Yesterday, Mr Justice Michael Peart granted AIB an interim injunction preventing Master Honohan acting on his DPP referral decision before the matter comes back before the court later this month.
The judge granted the application, made with only AIB represented, also allowing the bank to seek a wider declaration that the Master has no power under court rules to inquire into the substantive merits of affidavits before him.
Rossa Fanning BL, with Paul Gallagher SC, for AIB, said the matter concerned a case being brought by bank against a solicitor, Angela Farrell, over alleged non-compliance with undertakings she gave to the bank in her professional capacity.
On May 14 last, Master Honohan refused to transfer a special summons brought by AIB against Ms Farrell for hearing in the main judge's list of the High Court. He also said he was referring the papers to the DPP for alleged perjury.
Mr Fanning said when the Master was challenged as to his jurisdiction for doing so, Mr Honahan said he was doing it in his capacity as a private citizen.
Two days later, Mr Fanning himself appeared before the Master and asked for a written order relating to the DPP referral decision but this was declined, counsel said. Master Honohan repeated that he was doing so as a private citizen.
Mr Fanning said this was frustrating AIB's right of appeal.
Subsequently, Mr Fanning made an application to the President of the High Court, Mr Justice Nicholas Kearns, but he (president) said he could not see how anything could be done other than by way of an application for judicial review, which was what Mr Fanning did yesterday.
The bank official involved, Lynn Hogan, said in an affidavit there was no evidence that the affidavit the Master wanted referred to the DPP was untrue.
The allegation had cause her significant distress and upset, she said.

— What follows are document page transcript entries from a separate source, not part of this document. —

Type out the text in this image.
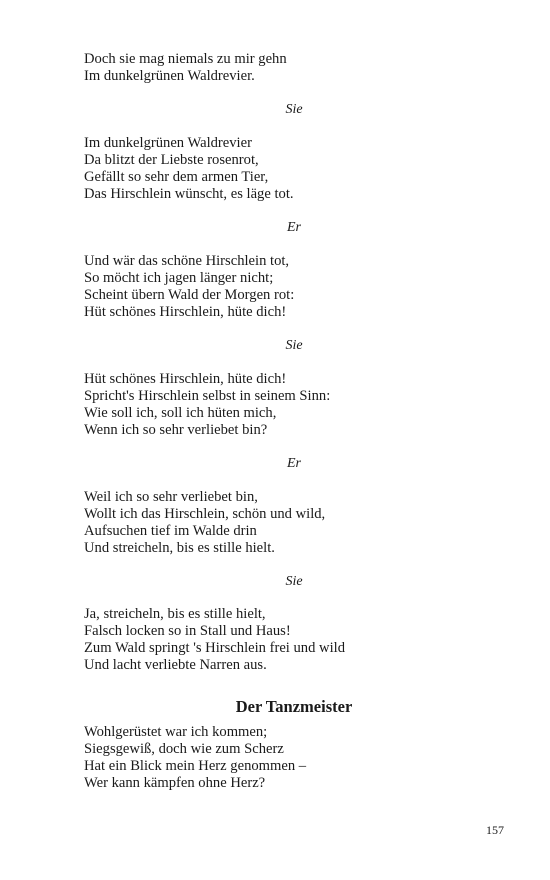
Doch sie mag niemals zu mir gehn
Im dunkelgrünen Waldrevier.
Sie
Im dunkelgrünen Waldrevier
Da blitzt der Liebste rosenrot,
Gefällt so sehr dem armen Tier,
Das Hirschlein wünscht, es läge tot.
Er
Und wär das schöne Hirschlein tot,
So möcht ich jagen länger nicht;
Scheint übern Wald der Morgen rot:
Hüt schönes Hirschlein, hüte dich!
Sie
Hüt schönes Hirschlein, hüte dich!
Spricht's Hirschlein selbst in seinem Sinn:
Wie soll ich, soll ich hüten mich,
Wenn ich so sehr verliebet bin?
Er
Weil ich so sehr verliebet bin,
Wollt ich das Hirschlein, schön und wild,
Aufsuchen tief im Walde drin
Und streicheln, bis es stille hielt.
Sie
Ja, streicheln, bis es stille hielt,
Falsch locken so in Stall und Haus!
Zum Wald springt 's Hirschlein frei und wild
Und lacht verliebte Narren aus.
Der Tanzmeister
Wohlgerüstet war ich kommen;
Siegsgewiß, doch wie zum Scherz
Hat ein Blick mein Herz genommen –
Wer kann kämpfen ohne Herz?
157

Mr Fanning said these proceedings against the Master, with Ms Farrell as notice party, were not brought lightly or with any great satisfaction but were from the bank's "cumulative frustration as a consequence of of how matters are litigated in the Master's court".
His client's view was that the Master has an important administrative function within the court system but that function is clearly delineated by the rules of the superior courts.
Mr Justice Peart said papers in the matter could be served on the Chief Registrar of the High Court who will be in a position to get them to the Master.